日本時間明朝のFOMC議事要旨でQTの織り込ませとか、何とかいっていたなら、報じられたようにブレイナード女史のご託宣で、米債総売りで利回り急騰ということになった。
株式市場を驚かせたくないのは、わかるが、ここまでオープンになると、のちのち効果のほどは薄れるのではと、気になったりして・・・・・。足元のNY時間外の米債市場で10年債は、アジアの午前には2.6%を超えていたが、ここまでの最高値は2.660%となる。 本日の議事要旨の発表を前に、なるほど・・・・と。
この日、ミネアポリス連銀のイベントにオンラインで出席したブレイナード理事は、「インフレが高すぎること、そしてインフレを抑えることが最も重要であることは、われわれ全員が絶対的に同意できることだ」とした上で、FRBは「系統的に」利上げを行い、早ければ来月にも約9兆ドルのバランスシートの縮小に着手するとした。前回資産圧縮を進めた2017~19年より力強く急速な経済回復が進んでいると指摘し、当時と比べて「かなり急速な圧縮を想定している」と発言。QTについては一連の利上げと合わせ「市場に織り込まれた利上げ予想以上に金融政策の引き締めに貢献するだろう」とした。
ブレイナード理事は金融引き締めに慎重なハト派の代表格として知られ、現在、金融政策担当副議長に指名されており、議長とともに一定の影響力を有する人物。直接的にQTの引き締め効果に言及したことが、債券市場にはサプライズになったと思われる。10年債利回りは一時2.565%まで上昇し2019年4月以来の2.555%で終了。

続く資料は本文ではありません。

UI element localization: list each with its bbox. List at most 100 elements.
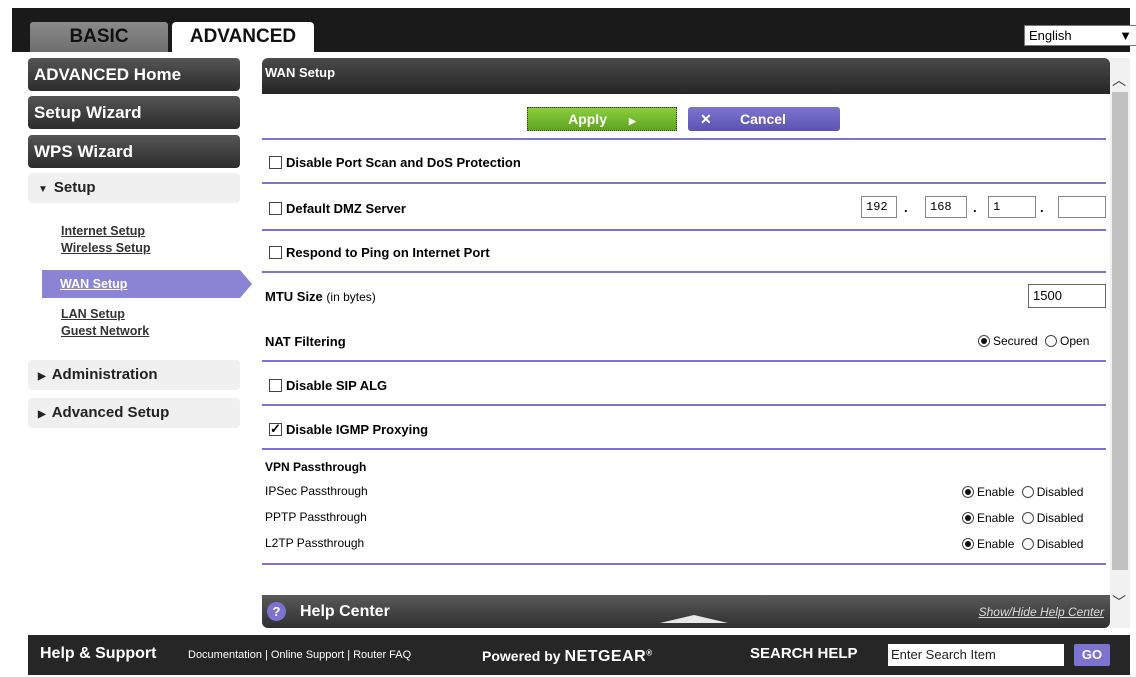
- l2tp-options: Enable Disabled: [962, 537, 1083, 551]
- sidebar-item-wireless-setup[interactable]: Wireless Setup: [61, 241, 151, 255]
- link-separator: |: [347, 649, 351, 661]
- sidebar-wps-wizard-button[interactable]: WPS Wizard: [28, 135, 240, 168]
- expand-triangle-icon[interactable]: [660, 615, 728, 623]
- default-dmz-checkbox[interactable]: [269, 202, 282, 215]
- go-button[interactable]: GO: [1074, 644, 1110, 666]
- play-icon: ▶: [628, 116, 636, 126]
- scroll-down-icon[interactable]: ﹀: [1112, 592, 1126, 612]
- mtu-label: MTU Size: [265, 289, 323, 304]
- disable-igmp-label: Disable IGMP Proxying: [286, 422, 429, 437]
- tab-advanced[interactable]: ADVANCED: [172, 22, 314, 52]
- divider: [262, 182, 1106, 184]
- igmp-row: Disable IGMP Proxying: [269, 421, 429, 437]
- pptp-disabled-radio[interactable]: [1021, 512, 1034, 524]
- pptp-disabled-label: Disabled: [1036, 511, 1084, 525]
- dmz-ip-octet-3[interactable]: 1: [988, 196, 1036, 218]
- sip-alg-row: Disable SIP ALG: [269, 378, 387, 393]
- footer-links: Documentation | Online Support | Router FAQ: [188, 649, 411, 661]
- sidebar-item-lan-setup[interactable]: LAN Setup: [61, 307, 125, 321]
- footer: Help & Support Documentation | Online Supp…: [28, 635, 1130, 675]
- caret-down-icon: ▼: [38, 184, 48, 195]
- online-support-link[interactable]: Online Support: [271, 649, 344, 661]
- divider: [262, 448, 1106, 450]
- respond-ping-checkbox[interactable]: [269, 246, 282, 259]
- pptp-label: PPTP Passthrough: [265, 510, 367, 524]
- pptp-enable-radio[interactable]: [962, 512, 974, 524]
- default-dmz-label: Default DMZ Server: [286, 201, 406, 216]
- nat-open-radio[interactable]: [1045, 335, 1058, 347]
- sidebar-setup-wizard-button[interactable]: Setup Wizard: [28, 96, 240, 129]
- divider: [262, 229, 1106, 231]
- caret-right-icon: ▶: [38, 409, 46, 420]
- pptp-enable-label: Enable: [977, 511, 1015, 525]
- apply-button[interactable]: Apply ▶: [527, 107, 677, 131]
- top-bar: BASIC ADVANCED English ▼: [12, 8, 1136, 52]
- divider: [262, 271, 1106, 273]
- sidebar-section-advanced-setup-label: Advanced Setup: [51, 404, 170, 421]
- sidebar-section-setup[interactable]: ▼ Setup: [28, 173, 240, 203]
- l2tp-disabled-label: Disabled: [1036, 537, 1084, 551]
- l2tp-label: L2TP Passthrough: [265, 536, 365, 550]
- ping-row: Respond to Ping on Internet Port: [269, 245, 490, 260]
- dmz-ip-octet-1[interactable]: 192: [861, 196, 897, 218]
- ipsec-disabled-label: Disabled: [1036, 485, 1084, 499]
- sidebar-item-guest-network[interactable]: Guest Network: [61, 324, 149, 338]
- vpn-passthrough-heading: VPN Passthrough: [265, 460, 367, 474]
- mtu-row: MTU Size (in bytes): [265, 289, 376, 304]
- apply-button-label: Apply: [568, 111, 607, 127]
- sidebar-section-advanced-setup[interactable]: ▶ Advanced Setup: [28, 398, 240, 428]
- router-faq-link[interactable]: Router FAQ: [353, 649, 411, 661]
- pptp-options: Enable Disabled: [962, 511, 1083, 525]
- nat-secured-radio[interactable]: [978, 335, 990, 347]
- ip-dot: .: [1040, 200, 1044, 215]
- l2tp-disabled-radio[interactable]: [1021, 538, 1034, 550]
- panel-title: WAN Setup: [262, 58, 1110, 94]
- tab-basic[interactable]: BASIC: [30, 22, 168, 52]
- show-hide-help-link[interactable]: Show/Hide Help Center: [979, 605, 1104, 619]
- language-select[interactable]: English ▼: [1024, 25, 1136, 46]
- ip-dot: .: [904, 200, 908, 215]
- cancel-button[interactable]: ✕ Cancel: [688, 107, 840, 131]
- l2tp-enable-radio[interactable]: [962, 538, 974, 550]
- wan-setup-panel: WAN Setup Apply ▶ ✕ Cancel Disable Port S…: [262, 58, 1110, 628]
- dmz-ip-octet-4[interactable]: [1058, 196, 1106, 218]
- registered-mark: ®: [646, 648, 653, 658]
- sidebar-advanced-home-button[interactable]: ADVANCED Home: [28, 58, 240, 91]
- nat-filtering-label: NAT Filtering: [265, 334, 346, 349]
- search-input[interactable]: Enter Search Item: [888, 644, 1064, 666]
- nat-open-label: Open: [1060, 334, 1090, 348]
- caret-right-icon: ▶: [38, 371, 46, 382]
- divider: [262, 563, 1106, 565]
- mtu-unit: (in bytes): [326, 290, 376, 304]
- dmz-ip-octet-2[interactable]: 168: [925, 196, 967, 218]
- close-icon: ✕: [700, 111, 712, 127]
- port-scan-row: Disable Port Scan and DoS Protection: [269, 155, 521, 170]
- ipsec-options: Enable Disabled: [962, 485, 1083, 499]
- disable-igmp-checkbox[interactable]: [269, 421, 282, 437]
- disable-sip-alg-label: Disable SIP ALG: [286, 378, 388, 393]
- disable-port-scan-checkbox[interactable]: [269, 156, 282, 169]
- disable-sip-alg-checkbox[interactable]: [269, 379, 282, 392]
- search-help-label: SEARCH HELP: [750, 645, 858, 662]
- scrollbar-thumb[interactable]: [1112, 92, 1128, 570]
- mtu-input[interactable]: 1500: [1028, 284, 1106, 308]
- question-icon: ?: [267, 602, 286, 621]
- ipsec-enable-radio[interactable]: [962, 486, 974, 498]
- help-center-title: Help Center: [300, 603, 390, 620]
- help-center-bar: ? Help Center Show/Hide Help Center: [262, 595, 1110, 628]
- powered-by-label: Powered by: [482, 648, 561, 664]
- l2tp-enable-label: Enable: [977, 537, 1015, 551]
- scroll-up-icon[interactable]: ︿: [1112, 70, 1126, 90]
- ipsec-disabled-radio[interactable]: [1021, 486, 1034, 498]
- divider: [262, 360, 1106, 362]
- documentation-link[interactable]: Documentation: [188, 649, 262, 661]
- nat-filtering-options: Secured Open: [978, 334, 1089, 348]
- sidebar-item-internet-setup[interactable]: Internet Setup: [61, 224, 145, 238]
- dmz-row: Default DMZ Server: [269, 201, 406, 216]
- cancel-button-label: Cancel: [740, 111, 786, 127]
- sidebar-section-administration[interactable]: ▶ Administration: [28, 360, 240, 390]
- help-support-label: Help & Support: [40, 645, 157, 662]
- language-value: English: [1029, 28, 1072, 43]
- sidebar-item-wan-setup[interactable]: WAN Setup: [42, 270, 252, 298]
- nat-secured-label: Secured: [993, 334, 1038, 348]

前日まで見られた2年債利回りを下回る長短金利差逆転(逆イールド)現象は、解消されることになった。
FRBによるQTを介した影響力は大きく、この日の米債市場の反応はもっともなところだろう。しかし、急騰となると市場も混乱気味で、この日、株式市場ではナスダック総合株指数が前日比2.26%と約1カ月ぶりの大幅安で終了した。
昨日書いたように本日発表される3月のFOMC議事要旨にて、次回5月の会合でのQT導入が示唆されるものと思っていたが、FRBの総意として市場に強めの引き締め意向を織り込ませる動きが活発化しているようだ。となれば、10年債は本日ここまでの2.660%が当面の山ということになるのだろうか。もっとも、決めつけてはいるが、発表はこれからゆえに見守ることに。